Per anni ho vissuto sotto la pelle della ragazza che poteva picchiare chiunque in un qualsiasi momento.
 Il mio corpo era allenato allo scontro, abituato dagli incontri quotidiani per la strada, dentro la metropolitana o mentre svolgevo il mio lavoro di giornalista in strada. Dopo essere stata costantemente generosa nell’usare la mia energia fisica quando io e chi avevo accanto si sentiva minacciata, ho realizzato che non era la parte migliore di me. A volte spingevo il mio corpo, forzandolo, a entrare in scontri pesanti, da cui usciva esausto e incapace di comprendere la violenza subita. Ci ho messo anni per capire tutte le strategie di difesa di questo corpo.
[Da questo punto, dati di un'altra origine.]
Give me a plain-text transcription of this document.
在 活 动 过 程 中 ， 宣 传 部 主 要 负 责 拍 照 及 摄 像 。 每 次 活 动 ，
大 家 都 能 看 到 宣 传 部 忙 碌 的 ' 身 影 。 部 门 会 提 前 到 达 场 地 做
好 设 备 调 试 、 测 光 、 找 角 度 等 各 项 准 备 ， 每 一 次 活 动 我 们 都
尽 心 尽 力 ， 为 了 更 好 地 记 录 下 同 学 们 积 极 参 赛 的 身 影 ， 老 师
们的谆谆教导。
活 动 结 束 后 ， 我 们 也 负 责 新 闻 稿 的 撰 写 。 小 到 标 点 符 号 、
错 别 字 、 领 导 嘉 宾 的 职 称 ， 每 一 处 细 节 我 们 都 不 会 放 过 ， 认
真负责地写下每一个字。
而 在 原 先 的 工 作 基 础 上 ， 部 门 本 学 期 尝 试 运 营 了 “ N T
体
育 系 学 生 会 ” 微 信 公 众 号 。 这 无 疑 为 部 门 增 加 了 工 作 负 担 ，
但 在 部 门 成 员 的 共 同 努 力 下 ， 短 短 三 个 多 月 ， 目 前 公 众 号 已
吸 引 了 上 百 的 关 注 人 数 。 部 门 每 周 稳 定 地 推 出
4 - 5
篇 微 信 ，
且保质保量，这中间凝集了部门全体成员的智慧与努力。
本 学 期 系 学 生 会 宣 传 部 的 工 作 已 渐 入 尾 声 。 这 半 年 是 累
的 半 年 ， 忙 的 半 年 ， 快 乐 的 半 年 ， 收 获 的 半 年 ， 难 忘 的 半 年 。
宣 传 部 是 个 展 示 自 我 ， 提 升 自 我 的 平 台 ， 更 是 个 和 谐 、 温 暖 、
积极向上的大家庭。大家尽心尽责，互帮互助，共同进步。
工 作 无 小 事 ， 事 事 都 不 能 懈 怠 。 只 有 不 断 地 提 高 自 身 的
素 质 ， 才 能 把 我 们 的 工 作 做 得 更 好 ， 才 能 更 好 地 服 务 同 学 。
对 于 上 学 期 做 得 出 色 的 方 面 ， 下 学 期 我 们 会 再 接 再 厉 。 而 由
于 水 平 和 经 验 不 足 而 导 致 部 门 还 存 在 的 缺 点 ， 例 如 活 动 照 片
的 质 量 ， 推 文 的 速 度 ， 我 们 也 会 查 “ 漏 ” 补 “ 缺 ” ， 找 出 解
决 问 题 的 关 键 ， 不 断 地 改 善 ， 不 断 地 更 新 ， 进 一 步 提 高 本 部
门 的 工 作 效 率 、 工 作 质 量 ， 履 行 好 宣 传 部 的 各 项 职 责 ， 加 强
Mentre ricordavamo, insieme ad amicx, episodi passati condivisi, ho scoperto che dopo ogni scontro violento avvenuto, mi dimenticavo momentaneamente dell’accaduto. Le persone amiche raccontavano di azioni che avevo fatto di cui non ricordavo. La mia mente rinnegava tutte le mie azioni, mentre cercavo di ricordare la situazione, davanti a me vedevo solo un buco nero senza fine. Il mio corpo si ricordava da solo, di una frustata sulla schiena o di una spalla indolensita e se lo teneva per sè.

Mi sono accorta di averlo usato come scudo protettivo dal vero dolore, mentre il corpo lo ha messo da parte per farlo uscire nel momento opportuno.
Quando ciò accade, nessun antidolorifico può alleviarlo. Mentre il corpo parla, l’essere umano può solo riconoscere la sua verità. Il corpo richiama il trauma di un momento passato nascosto che pensava di aver superato. 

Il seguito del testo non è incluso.